Conclusion: The 4GI-IGRH systems model was used in cotadutide's clinical development by providing predictive insights into the Phase 2b study prior to its initiation. The model accurately anticipated the effects of cotadutide and liraglutide on FPG and HbA1c based on in vitro efficacy information. Furthermore, it effectively depicted the dose-dependent impact of cotadutide on daily glucose data derived from CGM. This analysis shows the model's potential as a valuable tool in supporting the clinical development of cotadutide and existing and newly developed GLP-1R agonists.
References:
[1] Sherwani SI, Khan HA, Ekhzaimy A, Masood A, Sakharkar MK. Significance of HbA1c test in diagnosis and prognosis of diabetic patients. Biomark Insights [Internet]. Libertas Academica Ltd.; 2016 [cited 2023 Oct 12];11:95–104. Available from: https://www.idf.org/membership/mena/saudi-arabia.
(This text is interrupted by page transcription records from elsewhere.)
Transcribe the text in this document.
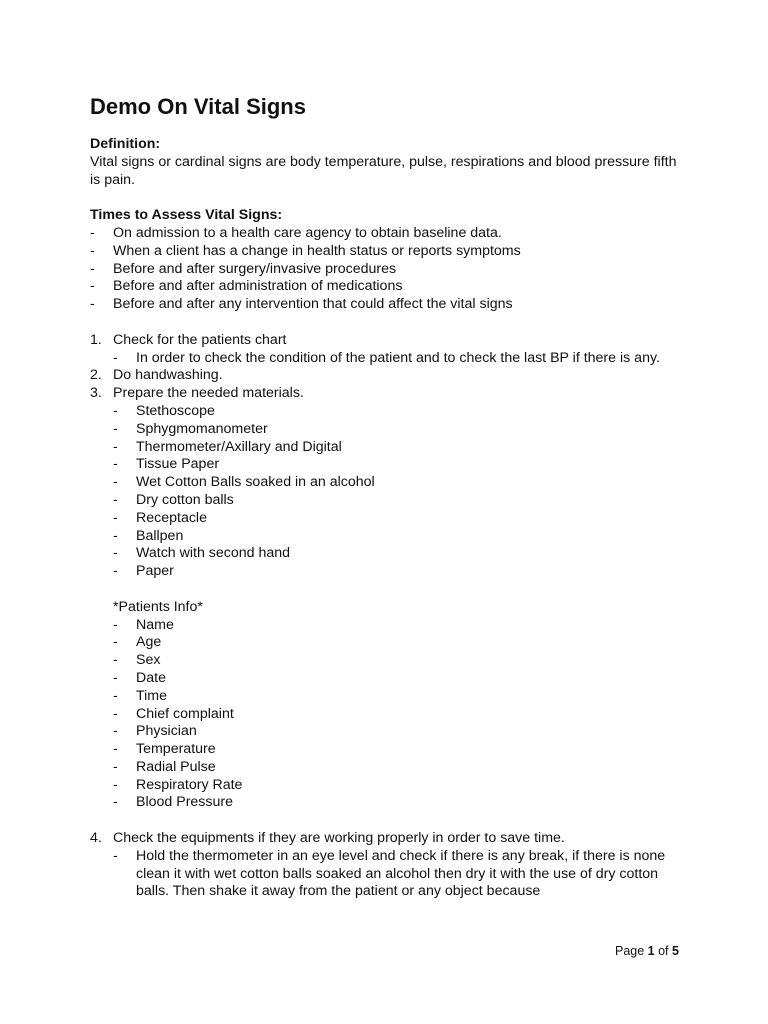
Demo On Vital Signs

Definition:

Vital signs or cardinal signs are body temperature, pulse, respirations and blood pressure fifth is pain.

Times to Assess Vital Signs:

- On admission to a health care agency to obtain baseline data.
- When a client has a change in health status or reports symptoms
- Before and after surgery/invasive procedures
- Before and after administration of medications
- Before and after any intervention that could affect the vital signs
1. Check for the patients chart
- In order to check the condition of the patient and to check the last BP if there is any.
2. Do handwashing.
3. Prepare the needed materials.
- Stethoscope
- Sphygmomanometer
- Thermometer/Axillary and Digital
- Tissue Paper
- Wet Cotton Balls soaked in an alcohol
- Dry cotton balls
- Receptacle
- Ballpen
- Watch with second hand
- Paper

*Patients Info*

- Name
- Age
- Sex
- Date
- Time
- Chief complaint
- Physician
- Temperature
- Radial Pulse
- Respiratory Rate
- Blood Pressure
4. Check the equipments if they are working properly in order to save time.
- Hold the thermometer in an eye level and check if there is any break, if there is none clean it with wet cotton balls soaked an alcohol then dry it with the use of dry cotton balls. Then shake it away from the patient or any object because
Page 1 of 5
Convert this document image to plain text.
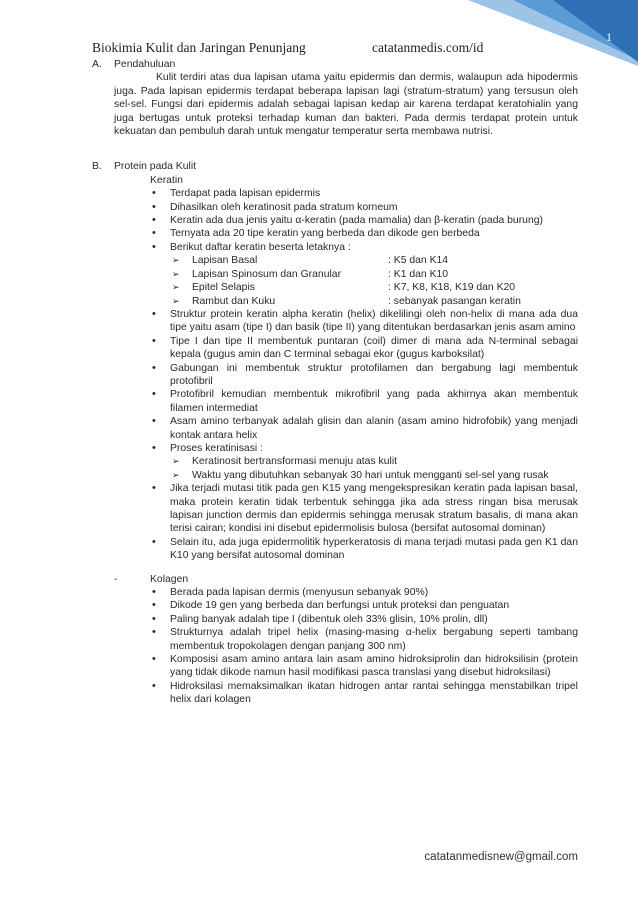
1
Biokimia Kulit dan Jaringan Penunjang	catatanmedis.com/id
A.	Pendahuluan

Kulit terdiri atas dua lapisan utama yaitu epidermis dan dermis, walaupun ada hipodermis juga. Pada lapisan epidermis terdapat beberapa lapisan lagi (stratum-stratum) yang tersusun oleh sel-sel. Fungsi dari epidermis adalah sebagai lapisan kedap air karena terdapat keratohialin yang juga bertugas untuk proteksi terhadap kuman dan bakteri. Pada dermis terdapat protein untuk kekuatan dan pembuluh darah untuk mengatur temperatur serta membawa nutrisi.

B.	Protein pada Kulit
Keratin
• Terdapat pada lapisan epidermis
• Dihasilkan oleh keratinosit pada stratum korneum
• Keratin ada dua jenis yaitu α-keratin (pada mamalia) dan β-keratin (pada burung)
• Ternyata ada 20 tipe keratin yang berbeda dan dikode gen berbeda
• Berikut daftar keratin beserta letaknya :
➢ Lapisan Basal	: K5 dan K14
➢ Lapisan Spinosum dan Granular	: K1 dan K10
➢ Epitel Selapis	: K7, K8, K18, K19 dan K20
➢ Rambut dan Kuku	: sebanyak pasangan keratin
• Struktur protein keratin alpha keratin (helix) dikelilingi oleh non-helix di mana ada dua tipe yaitu asam (tipe I) dan basik (tipe II) yang ditentukan berdasarkan jenis asam amino
• Tipe I dan tipe II membentuk puntaran (coil) dimer di mana ada N-terminal sebagai kepala (gugus amin dan C terminal sebagai ekor (gugus karboksilat)
• Gabungan ini membentuk struktur protofilamen dan bergabung lagi membentuk protofibril
• Protofibril kemudian membentuk mikrofibril yang pada akhirnya akan membentuk filamen intermediat
• Asam amino terbanyak adalah glisin dan alanin (asam amino hidrofobik) yang menjadi kontak antara helix
• Proses keratinisasi :
➢ Keratinosit bertransformasi menuju atas kulit
➢ Waktu yang dibutuhkan sebanyak 30 hari untuk mengganti sel-sel yang rusak
• Jika terjadi mutasi titik pada gen K15 yang mengekspresikan keratin pada lapisan basal, maka protein keratin tidak terbentuk sehingga jika ada stress ringan bisa merusak lapisan junction dermis dan epidermis sehingga merusak stratum basalis, di mana akan terisi cairan; kondisi ini disebut epidermolisis bulosa (bersifat autosomal dominan)
• Selain itu, ada juga epidermolitik hyperkeratosis di mana terjadi mutasi pada gen K1 dan K10 yang bersifat autosomal dominan
-	Kolagen
• Berada pada lapisan dermis (menyusun sebanyak 90%)
• Dikode 19 gen yang berbeda dan berfungsi untuk proteksi dan penguatan
• Paling banyak adalah tipe I (dibentuk oleh 33% glisin, 10% prolin, dll)
• Strukturnya adalah tripel helix (masing-masing α-helix bergabung seperti tambang membentuk tropokolagen dengan panjang 300 nm)
• Komposisi asam amino antara lain asam amino hidroksiprolin dan hidroksilisin (protein yang tidak dikode namun hasil modifikasi pasca translasi yang disebut hidroksilasi)
• Hidroksilasi memaksimalkan ikatan hidrogen antar rantai sehingga menstabilkan tripel helix dari kolagen
catatanmedisnew@gmail.com
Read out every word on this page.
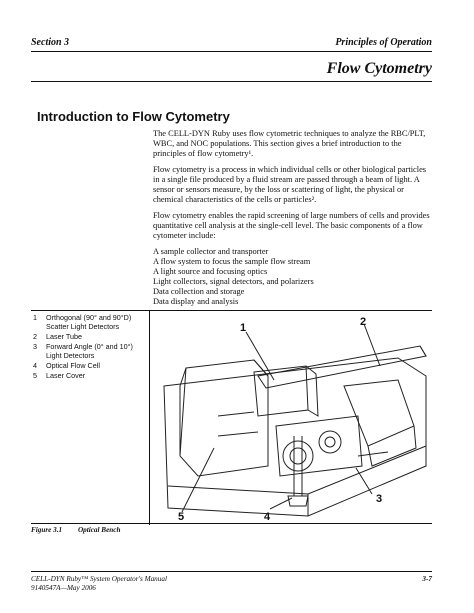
Section 3	Principles of Operation
Flow Cytometry
Introduction to Flow Cytometry

The CELL-DYN Ruby uses flow cytometric techniques to analyze the RBC/PLT, WBC, and NOC populations. This section gives a brief introduction to the principles of flow cytometry¹.

Flow cytometry is a process in which individual cells or other biological particles in a single file produced by a fluid stream are passed through a beam of light. A sensor or sensors measure, by the loss or scattering of light, the physical or chemical characteristics of the cells or particles².

Flow cytometry enables the rapid screening of large numbers of cells and provides quantitative cell analysis at the single-cell level. The basic components of a flow cytometer include:

A sample collector and transporter
A flow system to focus the sample flow stream
A light source and focusing optics
Light collectors, signal detectors, and polarizers
Data collection and storage
Data display and analysis
1	Orthogonal (90° and 90°D) Scatter Light Detectors
2	Laser Tube
3	Forward Angle (0° and 10°) Light Detectors
4	Optical Flow Cell
5	Laser Cover
1	2
3
4
5
Figure 3.1 Optical Bench
CELL-DYN Ruby™ System Operator's Manual
9140547A—May 2006
3-7
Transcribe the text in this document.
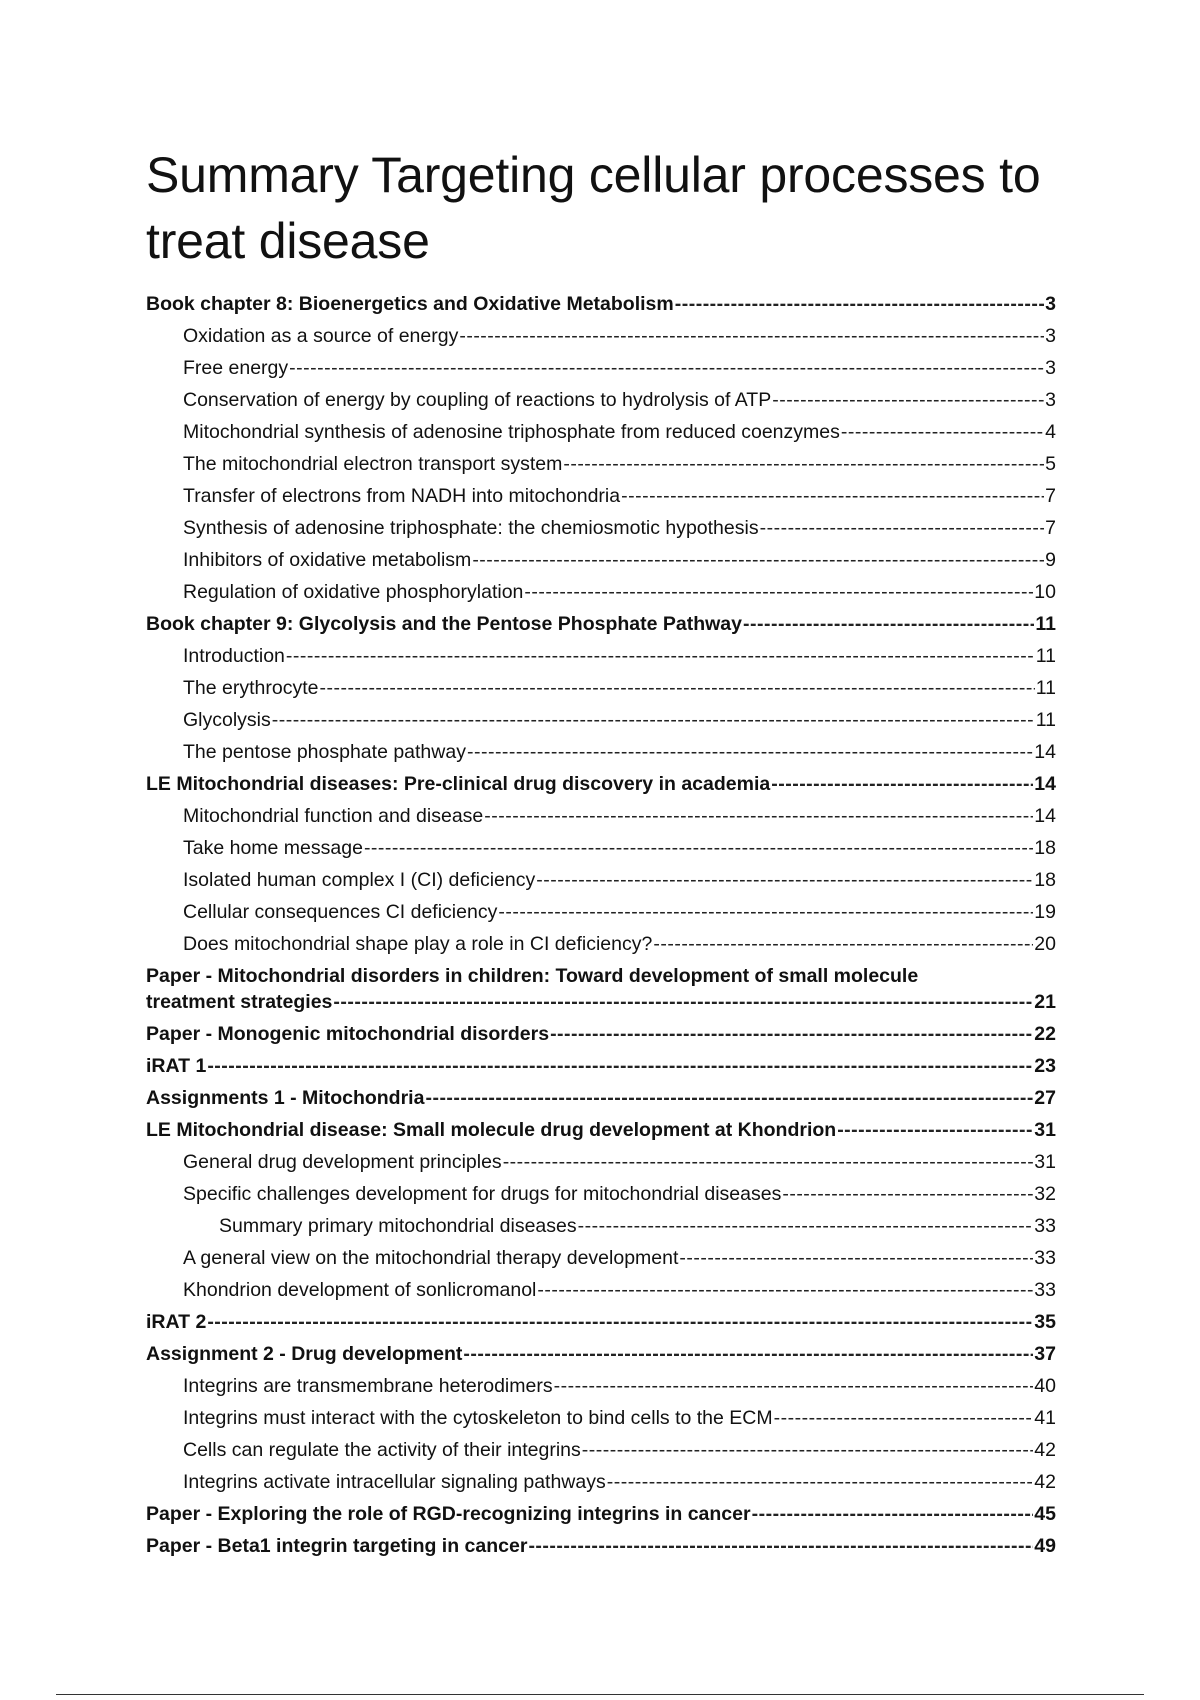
Summary Targeting cellular processes to treat disease
Book chapter 8: Bioenergetics and Oxidative Metabolism -----	3
Oxidation as a source of energy -----	3
Free energy -----	3
Conservation of energy by coupling of reactions to hydrolysis of ATP -----	3
Mitochondrial synthesis of adenosine triphosphate from reduced coenzymes -----	4
The mitochondrial electron transport system -----	5
Transfer of electrons from NADH into mitochondria -----	7
Synthesis of adenosine triphosphate: the chemiosmotic hypothesis -----	7
Inhibitors of oxidative metabolism -----	9
Regulation of oxidative phosphorylation -----	10
Book chapter 9: Glycolysis and the Pentose Phosphate Pathway -----	11
Introduction -----	11
The erythrocyte -----	11
Glycolysis -----	11
The pentose phosphate pathway -----	14
LE Mitochondrial diseases: Pre-clinical drug discovery in academia -----	14
Mitochondrial function and disease -----	14
Take home message -----	18
Isolated human complex I (CI) deficiency -----	18
Cellular consequences CI deficiency -----	19
Does mitochondrial shape play a role in CI deficiency? -----	20
Paper - Mitochondrial disorders in children: Toward development of small molecule
treatment strategies -----	21
Paper - Monogenic mitochondrial disorders -----	22
iRAT 1 -----	23
Assignments 1 - Mitochondria -----	27
LE Mitochondrial disease: Small molecule drug development at Khondrion -----	31
General drug development principles -----	31
Specific challenges development for drugs for mitochondrial diseases -----	32
Summary primary mitochondrial diseases -----	33
A general view on the mitochondrial therapy development -----	33
Khondrion development of sonlicromanol -----	33
iRAT 2 -----	35
Assignment 2 - Drug development -----	37
Integrins are transmembrane heterodimers -----	40
Integrins must interact with the cytoskeleton to bind cells to the ECM -----	41
Cells can regulate the activity of their integrins -----	42
Integrins activate intracellular signaling pathways -----	42
Paper - Exploring the role of RGD-recognizing integrins in cancer -----	45
Paper - Beta1 integrin targeting in cancer -----	49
[2] Global Burden of Disease Collaborative Network. Global Burden of Disease Study 2019. Results. Institute for Health Metrics and Evaluation. 2020 [Internet]. Available from: https://vizhub.healthdata.org/gbd-results/
[3] Bosch R, Petrone M, Arends R, Vicini P, Sijbrands EJG, Hoefman S, et al. A novel integrated QSP model of in vivo human glucose regulation to support the development of a glucagon/GLP-1 dual agonist. CPT Pharmacometrics Syst Pharmacol [Internet]. 2022 [cited 2022 Jan 13];11:302–17. Available from: https://onlinelibrary.wiley.com/doi/10.1002/psp4.12752
[4] Bosch R, Petrone M, Arends R, Vicini P, Sijbrands EJG, Hoefman S, et al. Characterisation of cotadutide’s dual GLP‐1/glucagon receptor agonistic effects on glycaemic control using an in vivo human glucose regulation quantitative systems pharmacology model. Br J Pharmacol 2024; Available from: https://bpspubs.onlinelibrary.wiley.com/doi/10.1111/bph.16336
[5] Ambery PD, Klammt S, Posch MG, Petrone M, Pu W, Rondinone C, et al. MEDI0382, a GLP-1/glucagon receptor dual agonist, meets safety and tolerability endpoints in a single-dose, healthy-subject, randomized, Phase 1 study. Br J Clin Pharmacol. Blackwell Publishing Ltd; 2018;84:2325–35.
[6] Nahra R, Wang T, Gadde KM, Oscarsson J, Stumvoll M, Jermutus L, et al. Effects of cotadutide on metabolic and hepatic parameters in adults with overweight or obesity and type 2 diabetes: A 54-week randomized phase 2b study. Diabetes Care. 2021;44:1433–42.